Bu sosyal faşist kesimin ezberi de çoktur. Onlar gibi düşünmezsen yandın. Göbeğini kaşıyan adam, makarnacı, yobaz, tutucu, diktatör b. Beylik lafları severler. Sınıf radesiyle yaşarlar. Kendi çöplüğünün dışında da ötemezler! Sosyal yalnızdırlar. Türkten çok coniyi, sizden çok çıkarlarını severler. Arabistana, İrana lafını severler.Kendi çocuklarını abd’de doğururlar. Yani hansın vatanını daha çok severler. Hazla yaşadıkları için, sürekli ayyaş bir halleri vardır. Alkolü ibadet gibi içerler! Alkole laf söylediniz mi, yandınız. Sizi İsrail’e ya da Amerika’ya değil, muhtemelen Kuveyt’e gönderirler! Çünkü İsrail’e ve Amerika’ya gitmeyi, kendine uygun görürler. Ballandıra ballandıra İngilizce çakarlar! Türkçeyi aksan gib ve zorla konuşurlar. Kimliksizdirler. Türkiye yaşanası bir değildir, onlara göre. Ülkeyi yaşanmaz kılanlar da bunlardır.
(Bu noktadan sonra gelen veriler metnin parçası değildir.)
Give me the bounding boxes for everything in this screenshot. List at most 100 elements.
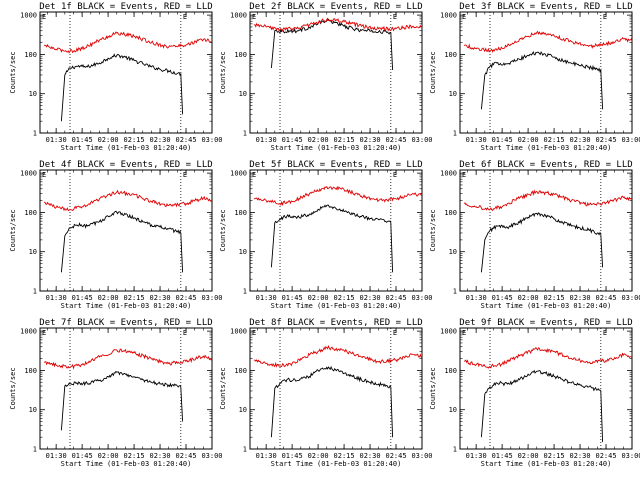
series-lld-line xyxy=(253,345,423,368)
x-tick-label: 01:30 xyxy=(466,136,487,144)
y-tick-label: 1000 xyxy=(440,328,457,336)
series-lld-line xyxy=(253,185,423,207)
x-tick-label: 02:00 xyxy=(308,294,329,302)
y-axis-label: Counts/sec xyxy=(9,209,17,251)
x-tick-label: 01:30 xyxy=(256,294,277,302)
x-tick-label: 02:15 xyxy=(124,452,145,460)
x-tick-label: 03:00 xyxy=(411,452,432,460)
y-tick-label: 100 xyxy=(234,367,247,375)
x-tick-label: 02:15 xyxy=(334,452,355,460)
y-tick-label: 100 xyxy=(444,367,457,375)
x-tick-label: 03:00 xyxy=(621,294,640,302)
panel-title: Det 8f BLACK = Events, RED = LLD xyxy=(249,318,422,328)
corner-label-left: E xyxy=(252,329,256,337)
x-tick-label: 02:45 xyxy=(385,452,406,460)
x-tick-label: 03:00 xyxy=(201,452,222,460)
corner-label-left: E xyxy=(462,13,466,21)
y-axis-label: Counts/sec xyxy=(429,51,437,93)
corner-label-left: E xyxy=(42,171,46,179)
y-tick-label: 1 xyxy=(243,130,247,138)
x-tick-label: 03:00 xyxy=(621,136,640,144)
y-axis-label: Counts/sec xyxy=(219,209,227,251)
y-tick-label: 1000 xyxy=(20,170,37,178)
y-tick-label: 100 xyxy=(444,209,457,217)
x-axis-label: Start Time (01-Feb-03 01:20:40) xyxy=(271,144,402,152)
y-axis-label: Counts/sec xyxy=(429,209,437,251)
series-events-line xyxy=(480,212,604,273)
series-lld-line xyxy=(43,348,213,370)
x-tick-label: 02:30 xyxy=(150,136,171,144)
series-events-line xyxy=(270,18,394,71)
x-axis-label: Start Time (01-Feb-03 01:20:40) xyxy=(481,302,612,310)
series-events-line xyxy=(270,365,394,438)
x-tick-label: 02:30 xyxy=(150,452,171,460)
x-axis-label: Start Time (01-Feb-03 01:20:40) xyxy=(61,302,192,310)
y-tick-label: 1 xyxy=(33,130,37,138)
corner-label-left: E xyxy=(462,171,466,179)
y-tick-label: 10 xyxy=(29,90,37,98)
plot-frame xyxy=(39,327,213,450)
y-tick-label: 100 xyxy=(24,209,37,217)
x-tick-label: 02:30 xyxy=(360,452,381,460)
corner-label-right: E xyxy=(183,329,187,337)
series-lld-line xyxy=(253,17,423,32)
x-tick-label: 01:45 xyxy=(492,294,513,302)
x-tick-label: 02:45 xyxy=(175,294,196,302)
x-tick-label: 02:30 xyxy=(150,294,171,302)
x-tick-label: 02:30 xyxy=(360,136,381,144)
x-tick-label: 02:45 xyxy=(175,136,196,144)
x-tick-label: 01:30 xyxy=(466,452,487,460)
y-tick-label: 10 xyxy=(239,90,247,98)
x-tick-label: 03:00 xyxy=(201,294,222,302)
y-tick-label: 1000 xyxy=(230,328,247,336)
y-axis-label: Counts/sec xyxy=(429,367,437,409)
x-tick-label: 01:45 xyxy=(492,452,513,460)
y-tick-label: 10 xyxy=(29,406,37,414)
corner-label-right: E xyxy=(603,329,607,337)
series-events-line xyxy=(60,370,184,431)
x-tick-label: 02:45 xyxy=(595,294,616,302)
y-tick-label: 100 xyxy=(24,367,37,375)
y-tick-label: 1 xyxy=(243,288,247,296)
corner-label-right: E xyxy=(393,171,397,179)
plot-frame xyxy=(39,169,213,292)
y-tick-label: 1000 xyxy=(230,170,247,178)
x-tick-label: 02:15 xyxy=(544,294,565,302)
corner-label-right: E xyxy=(603,13,607,21)
series-lld-line xyxy=(43,189,213,212)
series-events-line xyxy=(60,210,184,273)
corner-label-left: E xyxy=(252,171,256,179)
x-tick-label: 03:00 xyxy=(411,294,432,302)
x-axis-label: Start Time (01-Feb-03 01:20:40) xyxy=(481,460,612,468)
x-tick-label: 02:45 xyxy=(595,136,616,144)
y-axis-label: Counts/sec xyxy=(219,367,227,409)
panel-title: Det 9f BLACK = Events, RED = LLD xyxy=(459,318,632,328)
y-tick-label: 100 xyxy=(444,51,457,59)
y-tick-label: 1 xyxy=(453,288,457,296)
x-tick-label: 02:15 xyxy=(334,136,355,144)
y-tick-label: 10 xyxy=(449,90,457,98)
corner-label-left: E xyxy=(252,13,256,21)
x-tick-label: 02:00 xyxy=(98,136,119,144)
x-tick-label: 01:30 xyxy=(256,136,277,144)
y-tick-label: 1000 xyxy=(20,328,37,336)
series-lld-line xyxy=(463,30,633,53)
x-tick-label: 02:45 xyxy=(175,452,196,460)
plot-frame xyxy=(249,327,423,450)
series-events-line xyxy=(480,50,604,110)
y-axis-label: Counts/sec xyxy=(9,367,17,409)
x-tick-label: 02:00 xyxy=(308,136,329,144)
y-tick-label: 10 xyxy=(29,248,37,256)
corner-label-right: E xyxy=(183,13,187,21)
x-axis-label: Start Time (01-Feb-03 01:20:40) xyxy=(271,302,402,310)
y-axis-label: Counts/sec xyxy=(219,51,227,93)
corner-label-right: E xyxy=(183,171,187,179)
x-tick-label: 02:30 xyxy=(570,452,591,460)
y-tick-label: 100 xyxy=(234,209,247,217)
plot-frame xyxy=(459,11,633,134)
Bu sanatçı ihanetinin tarihsel boyutu da vardır. Dün İngilize, Amerikaya bağlanalım diyenler, muhtemelen bunların dedeleriydi? Aşırı yunanseverdirler. Hatta kökümüzü orda görürler! İlk içki, bira fabrikalarını açanların torunları da bunlardır. Köprüye, metroya, baraja, yola, havaalanına, uçağa, yerli her şeye karşı olan da bu sanatsız hainlerdir. Onlara göre sanat, sadece cinsellik ve içkidir. Yani hedonizmdir. Bütün magazin malzemesi ve mezesi bu müptezel sanatçı hainlerdir. Bunları sevmek zorunda değiliz. Dinimize sövmesinler mesele yok. İhanet kelimesini çok da sevmem ama, bunlara da çok yakışıyor. Çünkü bunların çoğu milliyetsiz ve kimliksiz adamlar.
İşimiz zor. Türk milletine çok görevler düşüyor. Sanatçının yerli ve milli olanına sahip çıkmalıyız. Afrin, Zeytin Dalı operasyonlarına karşı çıkan vatan haini sanatçı müsvetlerinin hiçbir ürününe para vermemeliyiz. Protesto etmeliyiz. Sosyal medyada karşı çıkmalıyız. Yoksa kendimiz oynar, kendimiz çalarız. Atı alan ya Rusya’ya ya da Almanya’ya gider. Çünkü bunların vatanı orası! Sessiz ama kararlı yığınların sesine tercüman olan bir muhyi dörtlüğüyle bitirelim:”Sayılmayız parmağ ile/Tükenmeyiz kırmağ ile/Taşramızdan sormağ ile/Kimse bilmez ahvalimiz.” Mesele budur. Onların dediği gibi uysal koyun değiliz, kimin bu millete ihanet ettiğini biliyor ve saflarımızı sıkı tutuyoruz. Uyumak yok. Ahmed Arif’in dediği gibi, vurun ulan vurun biz kolay ölmeyiz.